/ Kara Sanat / Sanat Tımarhanesi

   

Fikir üreten insanlar arasında en büyük nüfuza biz sanatçılar sahibiz. Bizim mesleğimiz insanlara öğretmenlik yapmaktır... Sanatın anlamına olan bu inanç bir dindi ve ben de bu dinin papazlarından biriydim. Bu dinin papazlarından biri olmak eğlenceli ve kârlı bir şeydi. Epeyce bir süre bu inancın içerisinde şüphe duymadan yaşadım.

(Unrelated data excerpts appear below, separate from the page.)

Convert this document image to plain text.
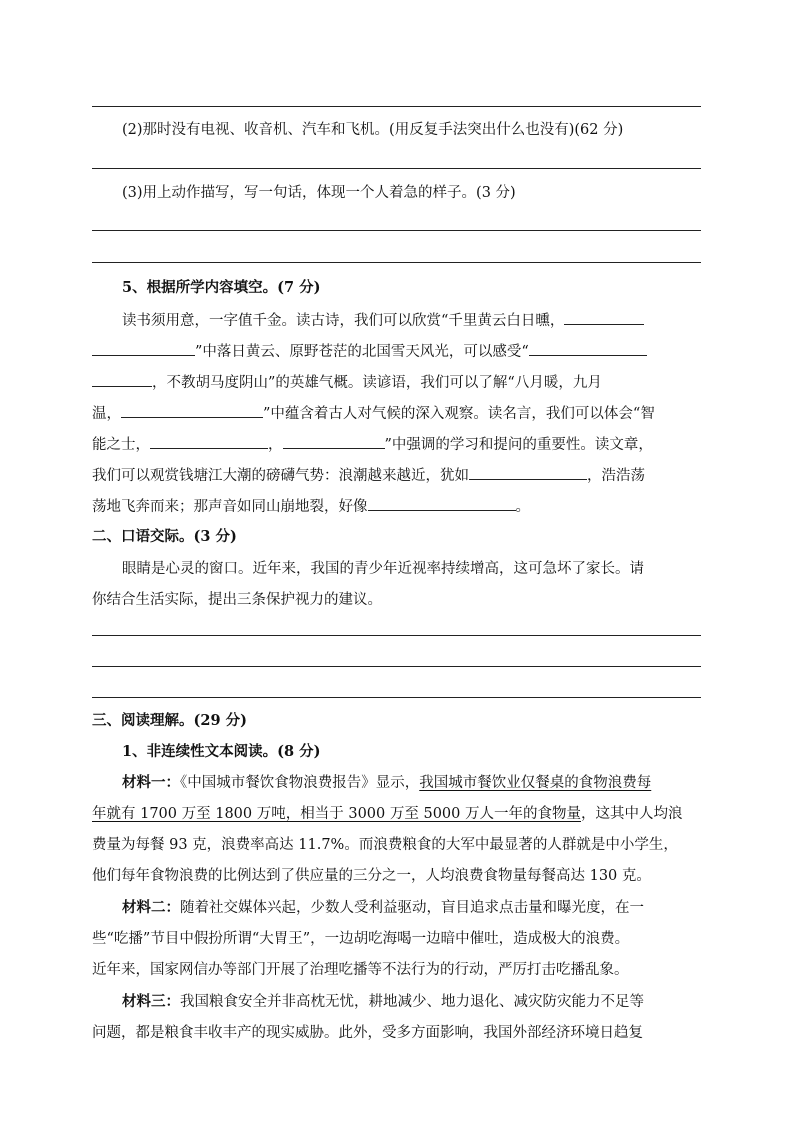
(2)那时没有电视、收音机、汽车和飞机。(用反复手法突出什么也没有)(62 分)
(3)用上动作描写，写一句话，体现一个人着急的样子。(3 分)
5、根据所学内容填空。(7 分)
读书须用意，一字值千金。读古诗，我们可以欣赏“千里黄云白日曛，
”中落日黄云、原野苍茫的北国雪天风光，可以感受“
，不教胡马度阴山”的英雄气概。读谚语，我们可以了解“八月暖，九月
温，	”中蕴含着古人对气候的深入观察。读名言，我们可以体会“智
能之士，	，	”中强调的学习和提问的重要性。读文章，
我们可以观赏钱塘江大潮的磅礴气势：浪潮越来越近，犹如	，浩浩荡
荡地飞奔而来；那声音如同山崩地裂，好像	。
二、口语交际。(3 分)
眼睛是心灵的窗口。近年来，我国的青少年近视率持续增高，这可急坏了家长。请
你结合生活实际，提出三条保护视力的建议。
三、阅读理解。(29 分)
1、非连续性文本阅读。(8 分)
材料一：《中国城市餐饮食物浪费报告》显示，我国城市餐饮业仅餐桌的食物浪费每
年就有 1700 万至 1800 万吨，相当于 3000 万至 5000 万人一年的食物量，这其中人均浪
费量为每餐 93 克，浪费率高达 11.7%。而浪费粮食的大军中最显著的人群就是中小学生，
他们每年食物浪费的比例达到了供应量的三分之一，人均浪费食物量每餐高达 130 克。
材料二：随着社交媒体兴起，少数人受利益驱动，盲目追求点击量和曝光度，在一
些“吃播”节目中假扮所谓“大胃王”，一边胡吃海喝一边暗中催吐，造成极大的浪费。
近年来，国家网信办等部门开展了治理吃播等不法行为的行动，严厉打击吃播乱象。
材料三：我国粮食安全并非高枕无忧，耕地减少、地力退化、减灾防灾能力不足等
问题，都是粮食丰收丰产的现实威胁。此外，受多方面影响，我国外部经济环境日趋复
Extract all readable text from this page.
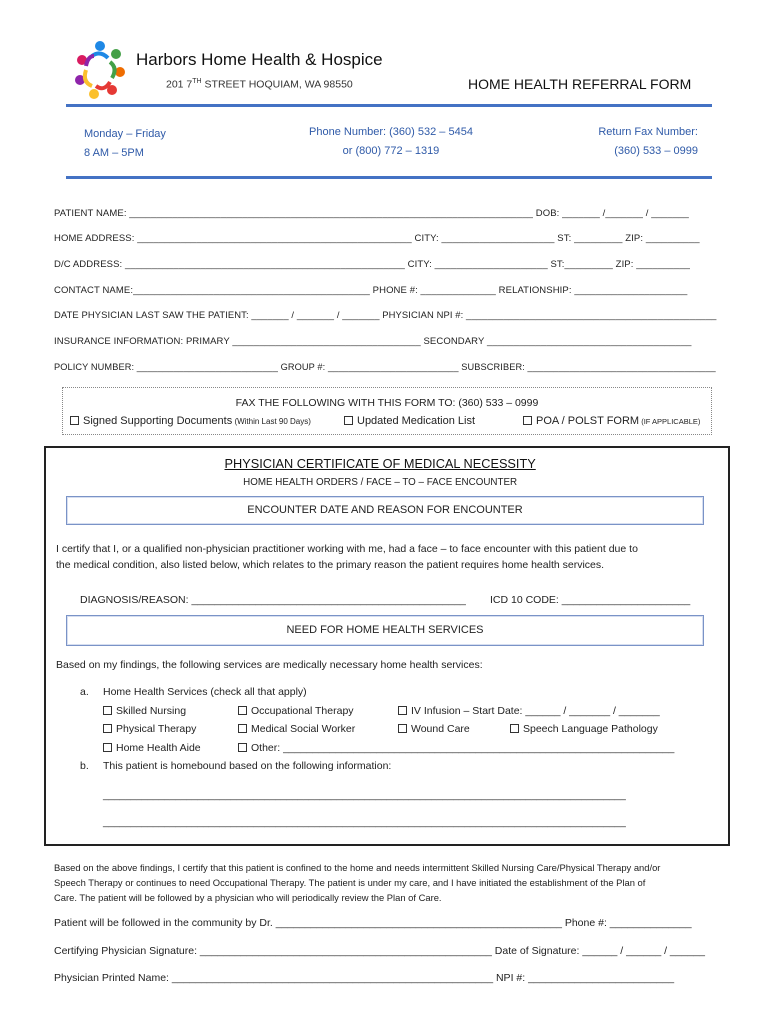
Harbors Home Health & Hospice
201 7TH STREET HOQUIAM, WA 98550	HOME HEALTH REFERRAL FORM
Monday – Friday
8 AM – 5PM
Phone Number: (360) 532 – 5454
or (800) 772 – 1319
Return Fax Number:
(360) 533 – 0999
PATIENT NAME: ___________________________________________________________________________ DOB: _______ /_______ / _______
HOME ADDRESS: ___________________________________________________ CITY: _____________________ ST: _________ ZIP: __________
D/C ADDRESS: ____________________________________________________ CITY: _____________________ ST:_________ ZIP: __________
CONTACT NAME:____________________________________________ PHONE #: ______________ RELATIONSHIP: _____________________
DATE PHYSICIAN LAST SAW THE PATIENT: _______ / _______ / _______ PHYSICIAN NPI #: _______________________________________________
INSURANCE INFORMATION: PRIMARY ___________________________________ SECONDARY ______________________________________
POLICY NUMBER: ___________________________ GROUP #: _________________________ SUBSCRIBER: ____________________________________
FAX THE FOLLOWING WITH THIS FORM TO: (360) 533 – 0999
Signed Supporting Documents (Within Last 90 Days)	Updated Medication List	POA / POLST FORM (IF APPLICABLE)
PHYSICIAN CERTIFICATE OF MEDICAL NECESSITY
HOME HEALTH ORDERS / FACE – TO – FACE ENCOUNTER
ENCOUNTER DATE AND REASON FOR ENCOUNTER
I certify that I, or a qualified non-physician practitioner working with me, had a face – to face encounter with this patient due to
the medical condition, also listed below, which relates to the primary reason the patient requires home health services.
DIAGNOSIS/REASON: _______________________________________________ ICD 10 CODE: ______________________
NEED FOR HOME HEALTH SERVICES
Based on my findings, the following services are medically necessary home health services:
a. Home Health Services (check all that apply)
Skilled Nursing	Occupational Therapy	IV Infusion – Start Date: ______ / _______ / _______
Physical Therapy	Medical Social Worker	Wound Care	Speech Language Pathology
Home Health Aide	Other: ___________________________________________________________________
b. This patient is homebound based on the following information:
______________________________________________________________________________________________
______________________________________________________________________________________________
Based on the above findings, I certify that this patient is confined to the home and needs intermittent Skilled Nursing Care/Physical Therapy and/or
Speech Therapy or continues to need Occupational Therapy. The patient is under my care, and I have initiated the establishment of the Plan of
Care. The patient will be followed by a physician who will periodically review the Plan of Care.
Patient will be followed in the community by Dr. _________________________________________________ Phone #: ______________
Certifying Physician Signature: __________________________________________________ Date of Signature: ______ / ______ / ______
Physician Printed Name: _______________________________________________________ NPI #: _________________________
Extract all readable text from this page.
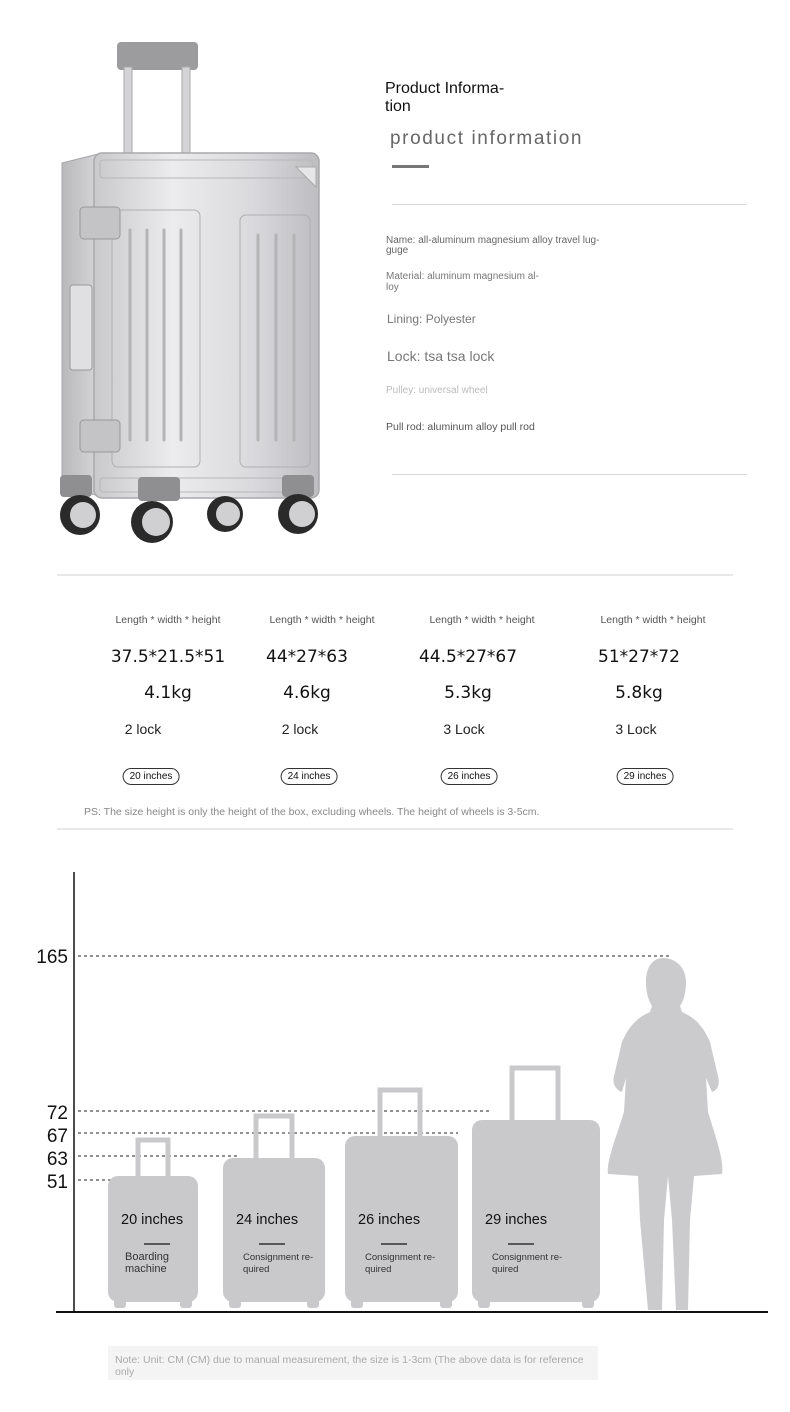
Product Informa-
tion
product information
Name: all-aluminum magnesium alloy travel lug-
guge
Material: aluminum magnesium al-
loy
Lining: Polyester
Lock: tsa tsa lock
Pulley: universal wheel
Pull rod: aluminum alloy pull rod
Length * width * height
37.5*21.5*51
4.1kg
2 lock
20 inches
Length * width * height
44*27*63
4.6kg
2 lock
24 inches
Length * width * height
44.5*27*67
5.3kg
3 Lock
26 inches
Length * width * height
51*27*72
5.8kg
3 Lock
29 inches
PS: The size height is only the height of the box, excluding wheels. The height of wheels is 3-5cm.
165
72
67
63
51
20 inches
Boarding
machine
24 inches
Consignment re-
quired
26 inches
Consignment re-
quired
29 inches
Consignment re-
quired
Note: Unit: CM (CM) due to manual measurement, the size is 1-3cm (The above data is for reference only
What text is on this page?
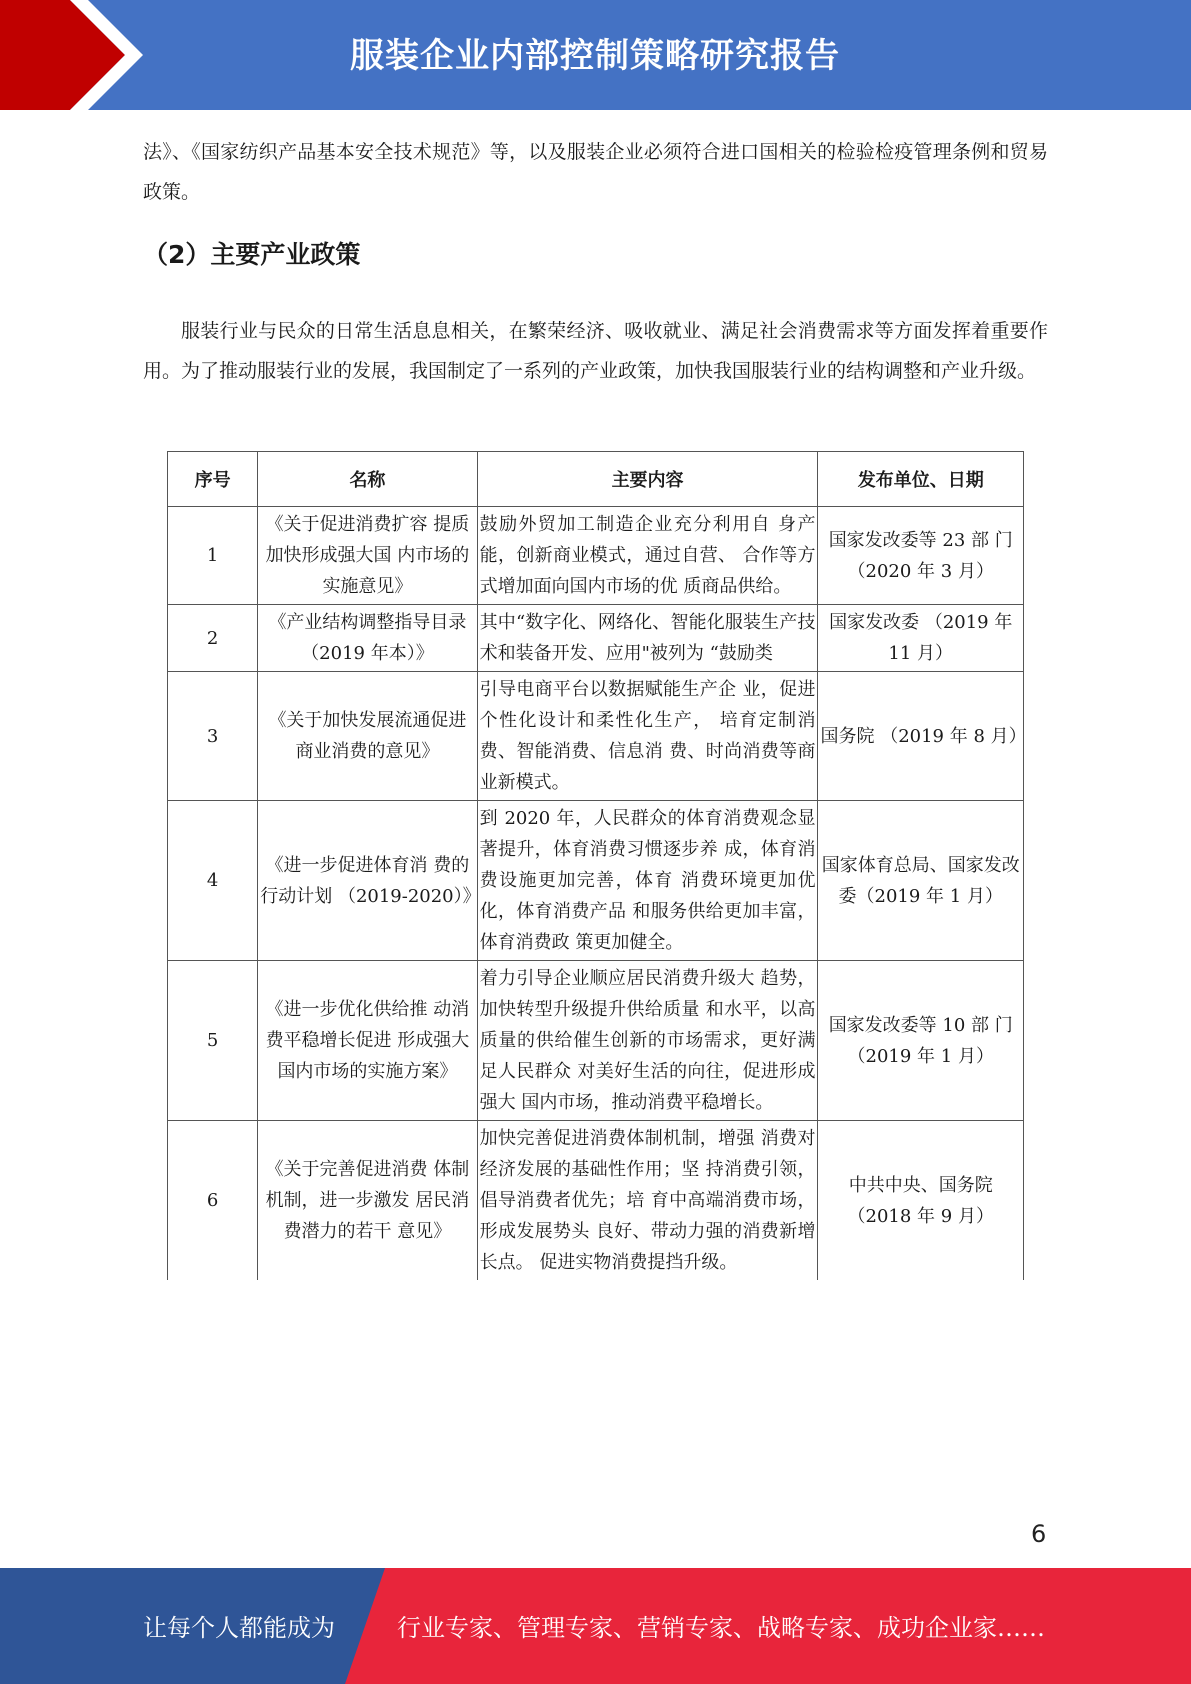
服装企业内部控制策略研究报告
法》、《国家纺织产品基本安全技术规范》等，以及服装企业必须符合进口国相关的检验检疫管理条例和贸易政策。
（2）主要产业政策
服装行业与民众的日常生活息息相关，在繁荣经济、吸收就业、满足社会消费需求等方面发挥着重要作用。为了推动服装行业的发展，我国制定了一系列的产业政策，加快我国服装行业的结构调整和产业升级。
序号	名称	主要内容	发布单位、日期
1	《关于促进消费扩容 提质加快形成强大国 内市场的实施意见》	鼓励外贸加工制造企业充分利用自 身产能，创新商业模式，通过自营、 合作等方式增加面向国内市场的优 质商品供给。	国家发改委等 23 部 门（2020 年 3 月）
2	《产业结构调整指导目录（2019 年本）》	其中“数字化、网络化、智能化服装生产技术和装备开发、应用"被列为 “鼓励类	国家发改委 （2019 年 11 月）
3	《关于加快发展流通促进商业消费的意见》	引导电商平台以数据赋能生产企 业，促进个性化设计和柔性化生产， 培育定制消费、智能消费、信息消 费、时尚消费等商业新模式。	国务院 （2019 年 8 月）
4	《进一步促进体育消 费的行动计划 （2019-2020）》	到 2020 年，人民群众的体育消费观念显著提升，体育消费习惯逐步养 成，体育消费设施更加完善，体育 消费环境更加优化，体育消费产品 和服务供给更加丰富，体育消费政 策更加健全。	国家体育总局、国家发改委（2019 年 1 月）
5	《进一步优化供给推 动消费平稳增长促进 形成强大国内市场的实施方案》	着力引导企业顺应居民消费升级大 趋势，加快转型升级提升供给质量 和水平，以高质量的供给催生创新的市场需求，更好满足人民群众 对美好生活的向往，促进形成强大 国内市场，推动消费平稳增长。	国家发改委等 10 部 门（2019 年 1 月）
6	《关于完善促进消费 体制机制，进一步激发 居民消费潜力的若干 意见》	加快完善促进消费体制机制，增强 消费对经济发展的基础性作用；坚 持消费引领，倡导消费者优先；培 育中高端消费市场，形成发展势头 良好、带动力强的消费新增长点。 促进实物消费提挡升级。	中共中央、国务院（2018 年 9 月）
6
让每个人都能成为	行业专家、管理专家、营销专家、战略专家、成功企业家……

Ama bu hayatın ikinci, daha çok üçüncü yılında bu dinin yanılmazlığından şüphe duymaya başladım ve araştırmaya giriştim... Ve şuna ikna oldum ki, bu dine mensup olan bütün papazlar, yani yazarlar ahlaksız kimselerdi ve çoğu eski sefih ve askerlik hayatımda tanıdıklarımdan çok daha aşağılık, kötü, değersiz kişilikte insanlardı. Ama sadece çok kutsal kişilerde ya da kutsallığın ne demek olduğunu bilmeyen insanlarda rastlanabilecek bir şekilde, kendilerine güvenleri ve kendilerinden memnun bir halleri vardı. Bu insanlardan tiksinmeye başladım ve bu inancın sahtekarlıktan başka bir şey olmadığını anladım...

Bu insanlarla kurduğum yakınlıktan yeni kötü huylar, anormal derecede büyük bir kibir ve ne öğrettiğimi bilmesem de insanlara öğretmenlik yapmanın benim mesleğim olduğuna dair delice bir özgüven edinmiştim.

O zamanları, kendimin ve o insanların halet-i ruhiyelerini hatırlamak –gerçi o insanlardan bugün binlerce var– korkunç, üzücü ve gülünç bir şey ve bende insanın bir tımarhanede hissedebileceği türden duygular uyandırıyor...

Gerçekte bizi en çok ilgilendiren konu, mümkün olan en çok parayı ve övgüyü almaktı... Şu an apaçık görebiliyorum ki bütün bu olanların bir tımarhanedekinden hiçbir farkı yokmuş ama o zamanlar bunu sadece belli belirsiz sorguluyordum ve bütün deliler gibi ben de kendim dışındaki herkese deli diyordum.

1882 

Lev Tolstoy, İtiraflarım, çev. Aycan Özipek (İstanbul: Dorlion, 2019) s. 16-18.